Fallback: I could always squash the commits coming out of the deploy room into just one raw patch and break the history, but then further downloads from dev->deploy would break any existing working copies. Not ideal.

Update: I believe git fast-export may do what I need, although most examples have it working on entire repositories and not partial histories like git bundle. I have a working toy example in which I can export a partial history into an out-of-date clone, but it requires me to hand-edit the fast-export output so that I add a from <sha1> to the first commit. Without this modification the import creates different sha1s and then complains with Not updating refs/heads/master (new tip <hash> does not contain <master's hash>).

Update2: My git fast-export solution does work, but it has a bandwidth problem, since it works by providing entirely new files rather than diffs from previous files. This is not acceptable since I actually have to read all those extra lines.

1

There are 1 answers

3
L. Robison On BEST ANSWER

I never found the perfect solution, but what we do now seems to work.

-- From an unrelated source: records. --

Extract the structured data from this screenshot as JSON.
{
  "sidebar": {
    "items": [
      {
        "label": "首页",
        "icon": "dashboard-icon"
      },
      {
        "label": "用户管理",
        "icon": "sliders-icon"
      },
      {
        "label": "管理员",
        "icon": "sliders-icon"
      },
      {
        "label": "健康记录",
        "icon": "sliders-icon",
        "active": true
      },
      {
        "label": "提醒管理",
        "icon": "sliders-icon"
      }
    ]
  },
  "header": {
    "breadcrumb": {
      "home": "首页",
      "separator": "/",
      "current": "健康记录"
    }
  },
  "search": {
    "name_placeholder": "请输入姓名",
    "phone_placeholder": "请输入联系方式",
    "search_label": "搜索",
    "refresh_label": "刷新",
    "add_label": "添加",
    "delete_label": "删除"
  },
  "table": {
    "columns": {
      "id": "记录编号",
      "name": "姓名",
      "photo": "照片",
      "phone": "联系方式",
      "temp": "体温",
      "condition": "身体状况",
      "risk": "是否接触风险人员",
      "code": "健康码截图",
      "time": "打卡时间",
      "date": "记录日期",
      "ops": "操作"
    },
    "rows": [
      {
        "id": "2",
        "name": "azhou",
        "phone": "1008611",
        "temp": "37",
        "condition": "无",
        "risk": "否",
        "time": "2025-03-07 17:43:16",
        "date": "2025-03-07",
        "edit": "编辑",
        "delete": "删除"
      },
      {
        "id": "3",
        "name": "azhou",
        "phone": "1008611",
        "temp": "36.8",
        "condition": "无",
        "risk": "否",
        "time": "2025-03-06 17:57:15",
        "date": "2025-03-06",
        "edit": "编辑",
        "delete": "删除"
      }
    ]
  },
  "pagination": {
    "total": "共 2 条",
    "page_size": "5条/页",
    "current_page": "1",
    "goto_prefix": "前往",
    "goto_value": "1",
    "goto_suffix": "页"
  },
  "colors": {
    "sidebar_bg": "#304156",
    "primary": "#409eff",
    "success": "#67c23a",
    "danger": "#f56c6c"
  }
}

The main drawback is that commits within the deployment room initially have one SHA1 that then changes to a different SHA1 after being merged with the dev room. The good news is that git quite easily recognizes them as the same commits can can merge right through them.

  • There are 3 checkpoints we must keep track of:
    • dev/master which has the newest development in the dev room.
    • deploy/master which has the newest development in the deploy room.
    • dev_deploy_common which is the last commit the two histories share.

.

  1. When we move code from dev to deploy (using a bundle), we bring the commits in as part of the dev_deploy_common branch within the deploy room (git pull into dev_deploy_common), and then from deploy/master do a git merge dev_deploy_common and resolve and conflicts then and there.

  2. When we move code from deploy to dev (which must be a text file) we make a few extra steps:

  3. First we rebase deploy/master onto dev_deploy_common so that all of our patches are contiguous. This is generally easy since we've already handled any conflicts during the merges which occurred when bringing the bundle from dev to deploy.

  4. Second we generate a patch set using

    git format-patch -M25 -C25 --find-copies-harder -k --ignore-if-in-upstream
    

    The -M25 -C25 --find-copies-harder options just reduce the output text size. The -k option keeps commit subjects intact. The --ignore-if-in-upstream restricts our commits to just the new ones since dev_deploy_common.

    The result of this is a patchset.txt collection of patches. This file can be hand-reviewed and then moved to the dev room.

  5. In the dev room we import the patchset using the following command:

    git am -k -3 --keep-cr --committer-date-is-author-date patchset.txt
    

    Unfortunately, even though we use all the commands we can to keep the patch exactly the same, a few of the attributes change, primarily the committer. As a result the "same" commit will have different SHA1's in the dev and deploy rooms. This difference will persist until we move a bundle back into the deploy room.

  6. When moving a bundle from dev to deploy, the merge operation (typically) recognizes the identical patches and seamlessly replaces the commit with the one in the dev history. See Step 1.